While many of us are dreading the summer heat, your summer grass is actually looking forward to it!   Bermuda, paspalum, and St. Augustine grasses do very well in the warmer climates, while fescue and blue/rye thrives in the cooler climates of northern California and Arizona.  Grasses flourish on temperatures that range from 90-105 degrees for warm season lawns, and 65-85 for cool season grasses.I realize that we will see several days over 105 degrees very shortly, but the truth is that it only helps to establish your lawn.  The extreme summer temperatures give you the opportunity to achieve maximum growth.  It also gives you a great chance to train the roots to grow deep and establish themselves by watering deep and infrequently.   Your grass loves heat and humidity—that’s why we see the most growth during our monsoon season. 

Which grass should you choose?

I am not here to tell you what grass you should use, but I will tell you the things to consider before choosing your lawn.  It is extremely important to ask yourself the following questions:

1)  Do you live in a warm or cool season climate?  

If you live in a warm climate you can choose between bermudagrass, seashore paspalum, and St. Augustine.  If you reside in a cooler part of Arizona or California then I recommend you look between the West Coaster tall fescue and our bluegrass/ryegrass mix. 

2) Does your yard get full sun, partial sun, partial shade or all shade?  

If you have a full sun area you can choose between any of the bermudas, paspalums, fescue, blue/rye and St. Augustine. 

Full sun indicates that your lawn gets complete sun between 10 am and 3 pm in the summer.  Afternoon sun does not have any effect on grass so afternoon shade will not hinder your lawn. 

Partial sun is a lawn that gets 3.5-4 hours of sun during 10 am and 3 pm.  For these situations your grasses of choice are BOBSod (Bull’s-Eye Bermuda) or St. Augustine in warmer climates and blue/rye or fescue in the cooler areas. 

Partial shade indicates that your lawn receives mostly shade during 10am and 3 pm, but you still receive 2.5-3 hours of sunlight.  For these areas you can choose between St.
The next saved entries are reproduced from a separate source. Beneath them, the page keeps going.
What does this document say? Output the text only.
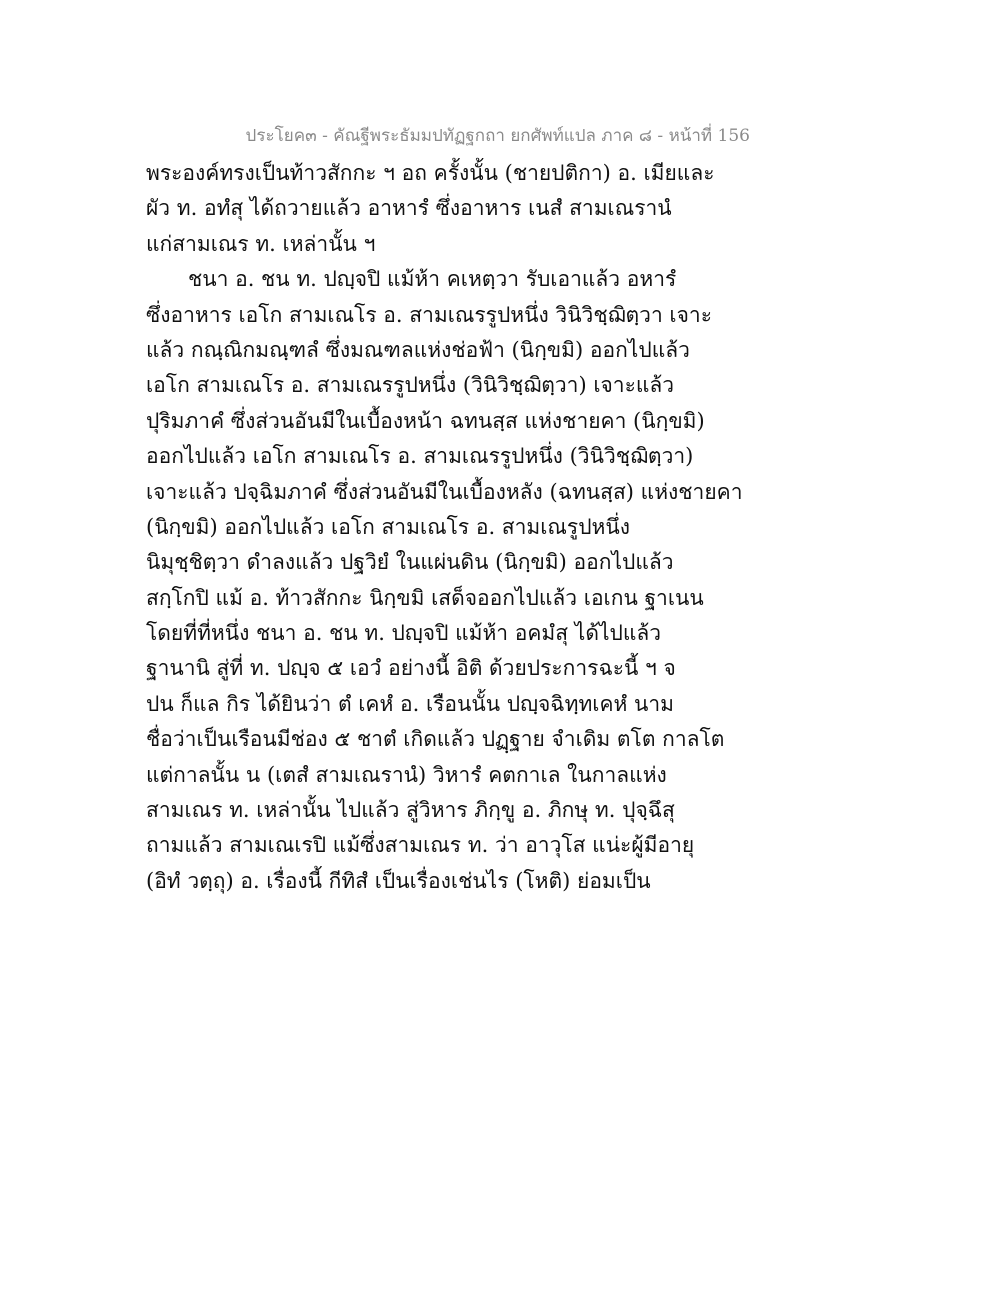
ประโยค๓ - คัณฐีพระธัมมปทัฏฐกถา ยกศัพท์แปล ภาค ๘ - หน้าที่ 156
พระองค์ทรงเป็นท้าวสักกะ ฯ อถ ครั้งนั้น (ชายปติกา) อ. เมียและ
ผัว ท. อทํสุ ได้ถวายแล้ว อาหารํ ซึ่งอาหาร เนสํ สามเณรานํ
แก่สามเณร ท. เหล่านั้น ฯ
ชนา อ. ชน ท. ปญฺจปิ แม้ห้า คเหตฺวา รับเอาแล้ว อหารํ
ซึ่งอาหาร เอโก สามเณโร อ. สามเณรรูปหนึ่ง วินิวิชฺฌิตฺวา เจาะ
แล้ว กณฺณิกมณฺฑลํ ซึ่งมณฑลแห่งช่อฟ้า (นิกฺขมิ) ออกไปแล้ว
เอโก สามเณโร อ. สามเณรรูปหนึ่ง (วินิวิชฺฌิตฺวา) เจาะแล้ว
ปุริมภาคํ ซึ่งส่วนอันมีในเบื้องหน้า ฉทนสฺส แห่งชายคา (นิกฺขมิ)
ออกไปแล้ว เอโก สามเณโร อ. สามเณรรูปหนึ่ง (วินิวิชฺฌิตฺวา)
เจาะแล้ว ปจฺฉิมภาคํ ซึ่งส่วนอันมีในเบื้องหลัง (ฉทนสฺส) แห่งชายคา
(นิกฺขมิ) ออกไปแล้ว เอโก สามเณโร อ. สามเณรูปหนึ่ง
นิมุชฺชิตฺวา ดำลงแล้ว ปฐวิยํ ในแผ่นดิน (นิกฺขมิ) ออกไปแล้ว
สกฺโกปิ แม้ อ. ท้าวสักกะ นิกฺขมิ เสด็จออกไปแล้ว เอเกน ฐาเนน
โดยที่ที่หนึ่ง ชนา อ. ชน ท. ปญฺจปิ แม้ห้า อคมํสุ ได้ไปแล้ว
ฐานานิ สู่ที่ ท. ปญฺจ ๕ เอวํ อย่างนี้ อิติ ด้วยประการฉะนี้ ฯ จ
ปน ก็แล กิร ได้ยินว่า ตํ เคหํ อ. เรือนนั้น ปญฺจฉิทฺทเคหํ นาม
ชื่อว่าเป็นเรือนมีช่อง ๕ ชาตํ เกิดแล้ว ปฏฺฐาย จำเดิม ตโต กาลโต
แต่กาลนั้น น (เตสํ สามเณรานํ) วิหารํ คตกาเล ในกาลแห่ง
สามเณร ท. เหล่านั้น ไปแล้ว สู่วิหาร ภิกฺขู อ. ภิกษุ ท. ปุจฺฉึสุ
ถามแล้ว สามเณเรปิ แม้ซึ่งสามเณร ท. ว่า อาวุโส แน่ะผู้มีอายุ
(อิทํ วตฺถุ) อ. เรื่องนี้ กีทิสํ เป็นเรื่องเช่นไร (โหติ) ย่อมเป็น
Augustine for warm climates, and fescue or blue/rye for cool season climates. 

If you have less than 2.5 hours of sunlight during the day you are going to struggle to grow any grass.  All living things need sunlight so your best option for this situation is a light pruning to at least allow for filtered sunlight throughout the day. 
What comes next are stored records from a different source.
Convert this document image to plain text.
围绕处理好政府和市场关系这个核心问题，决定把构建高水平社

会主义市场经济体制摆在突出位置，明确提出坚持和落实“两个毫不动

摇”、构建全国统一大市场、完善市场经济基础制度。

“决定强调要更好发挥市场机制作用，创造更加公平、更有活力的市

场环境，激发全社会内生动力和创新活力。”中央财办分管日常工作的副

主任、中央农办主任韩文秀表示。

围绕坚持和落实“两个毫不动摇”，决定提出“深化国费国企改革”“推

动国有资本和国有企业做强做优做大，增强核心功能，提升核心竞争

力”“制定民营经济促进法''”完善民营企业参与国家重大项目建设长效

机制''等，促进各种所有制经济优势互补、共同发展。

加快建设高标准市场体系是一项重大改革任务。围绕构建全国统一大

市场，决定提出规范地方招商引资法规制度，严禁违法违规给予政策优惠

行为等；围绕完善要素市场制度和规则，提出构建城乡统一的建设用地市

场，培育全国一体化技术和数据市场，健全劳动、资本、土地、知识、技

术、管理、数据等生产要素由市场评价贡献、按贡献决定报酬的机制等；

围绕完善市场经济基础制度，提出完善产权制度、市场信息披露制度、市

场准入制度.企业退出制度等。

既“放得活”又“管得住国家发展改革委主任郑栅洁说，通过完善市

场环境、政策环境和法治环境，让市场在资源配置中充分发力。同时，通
3) Will you be mowing with a rotary or reel mower?

If you are using a reel mower than all of the grasses available on the market are well suited for you and your lawn.  If you will be using a rotary mower as most people do than you want to stick with grasses that can handle mowing heights of 3/4 inch or higher.  You will find that most grasses fit into this range except Tifgreen 328 and some of the ultra dwarf “Tif’s” on the market.  Some of the best home lawns have been proven  to be Sea Spray seashore paspalum, Platinum paspalum, BOBSod (Bull’s-Eye), Tifway II, and EZ- Turf in the warm season areas and fescue or blue/rye in the cool season areas.

4)   Are you willing to do the necessary maintenance to keep your lawn looking perfect all season long or are you looking for a lawn with virtually no maintenance except watering and mowing? 

All grasses on the market need to be lightly verticut, dethatched, and aerified at least once each season.  Hopefully you are not reading this saying that you don’t want to do any of these throughout the year so I am not going to put in any grass.  All of the items listed above are extremely simple to perform and all make for a healthy turfgrass plant. 

5) Do you want an environmentally friendly grass?

Try the new paspalums and realize how nice it is to cut 2/3rds of your nitrogen fertilizer program out each year.  Do you not like to overseed?  These are grasses that can hold  color 4-6 weeks longer than bermudagrasses and will green up 4-6 weeks earlier giving you a shorter dormancy period.  Check out my old blogs on this and check out the video with “The Garden Guy” to see just how amazing the color is on this warm season grass wonder.

6) What grass has the best drought tolerance?

I am not going to run through the list of each grasses’ drought tolerance, but I will tell you that these studies show  how long a grass can stay alive without watering, not how aesthetically pleasing they are.  You will have to water most grasses every 2-3 days throughout the summer season.

So ask yourself these questions before choosing your sod.  Don’t get caught up in the price of each particular grass– concentrate more on the attributes of the lawn you desire.